My first time in the store I was searching for the perfect fabric for my prom dress, which I'd decided to make myself since none of the designs in stores at the time appealed to me (taffeta's not my thing really). Upon stepping through the door I was stunned by the sheer variety of fabrics staring me in the face. There was upholstery fabric, from simple solids to ornate brocades, rolls upon rolls of cotton prints and rooms devoted to trimmings - buttons, tassels, ribbon, lace, you name it it's in that store.
And that's just the downstairs - once you wade through the yards of fabric piled high in the ground floor you'll find a narrow staircase that takes you up into another seamstress' dream. Every price range is catered to - you'll find solid-coloured cotton broadcloth and some acrylic fabrics coming in well under $10 a yard, while the glass cases on the walls boast one-of-a-kind beaded and embroidered silks along with other fantastic designs, one of which was being sold for almost $800 a yard.
The salespeople are knowledgeable and efficient, getting you your seven yards of rayon or three yards of raw silk with little delay.
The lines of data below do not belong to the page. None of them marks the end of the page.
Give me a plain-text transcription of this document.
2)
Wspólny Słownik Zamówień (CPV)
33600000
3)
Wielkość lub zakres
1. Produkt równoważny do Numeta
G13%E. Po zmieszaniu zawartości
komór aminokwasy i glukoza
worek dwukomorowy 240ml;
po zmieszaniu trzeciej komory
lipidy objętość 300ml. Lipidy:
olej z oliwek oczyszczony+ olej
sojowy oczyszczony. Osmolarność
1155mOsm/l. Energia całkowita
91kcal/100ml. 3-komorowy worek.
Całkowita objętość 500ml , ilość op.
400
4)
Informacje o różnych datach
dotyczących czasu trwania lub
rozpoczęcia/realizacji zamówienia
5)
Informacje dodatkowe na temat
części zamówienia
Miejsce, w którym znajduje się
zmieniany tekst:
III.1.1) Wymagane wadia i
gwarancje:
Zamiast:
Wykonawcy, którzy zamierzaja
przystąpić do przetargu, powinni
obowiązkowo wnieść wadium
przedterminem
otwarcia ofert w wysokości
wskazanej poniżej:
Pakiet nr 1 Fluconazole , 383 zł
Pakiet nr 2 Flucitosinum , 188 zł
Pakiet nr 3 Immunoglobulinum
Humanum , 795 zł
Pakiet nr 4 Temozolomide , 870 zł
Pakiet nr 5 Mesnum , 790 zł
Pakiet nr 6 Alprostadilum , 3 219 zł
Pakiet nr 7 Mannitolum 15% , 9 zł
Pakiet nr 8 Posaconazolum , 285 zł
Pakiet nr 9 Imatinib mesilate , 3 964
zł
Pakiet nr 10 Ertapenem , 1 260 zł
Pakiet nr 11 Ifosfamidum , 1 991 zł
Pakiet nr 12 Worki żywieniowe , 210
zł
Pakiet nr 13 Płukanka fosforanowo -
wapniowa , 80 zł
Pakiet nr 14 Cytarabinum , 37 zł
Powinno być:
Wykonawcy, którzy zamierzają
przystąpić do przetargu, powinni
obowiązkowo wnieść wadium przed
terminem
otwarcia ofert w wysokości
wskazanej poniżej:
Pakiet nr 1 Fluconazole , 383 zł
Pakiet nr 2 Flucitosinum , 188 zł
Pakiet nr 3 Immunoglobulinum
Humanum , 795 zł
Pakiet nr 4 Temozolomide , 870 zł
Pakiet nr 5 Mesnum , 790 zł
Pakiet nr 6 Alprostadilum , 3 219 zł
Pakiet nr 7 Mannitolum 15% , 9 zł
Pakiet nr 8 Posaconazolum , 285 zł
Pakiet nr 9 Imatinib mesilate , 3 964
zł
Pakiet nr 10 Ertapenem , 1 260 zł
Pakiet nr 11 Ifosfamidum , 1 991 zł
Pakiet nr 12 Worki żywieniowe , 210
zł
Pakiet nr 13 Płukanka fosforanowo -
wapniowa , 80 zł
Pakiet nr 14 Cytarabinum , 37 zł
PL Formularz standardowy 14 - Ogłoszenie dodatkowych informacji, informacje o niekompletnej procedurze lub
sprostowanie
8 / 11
I was once lucky enough to get a half-hour lesson on how to make a bias-cut skirt by one particularly kind employee, though I don't believe that's common practice - I think she was just shocked I was attempting to make a dress without knowing the proper way to cut out and sew the skirt.
Designer Fabrics is always bustling with people, some who obviously have a very specific goal in mind and are marching around the store collecting the ideal puzzle pieces to help their project come together, some, like I tend to do, just wandering through the aisles upon aisles of beautiful fabrics looking for one that just might become my next great dress.
Oh, and I did end up finding my ideal prom dress material and yes, the project worked out and I wasn't forced to buy myself a taffeta horror from the local mall.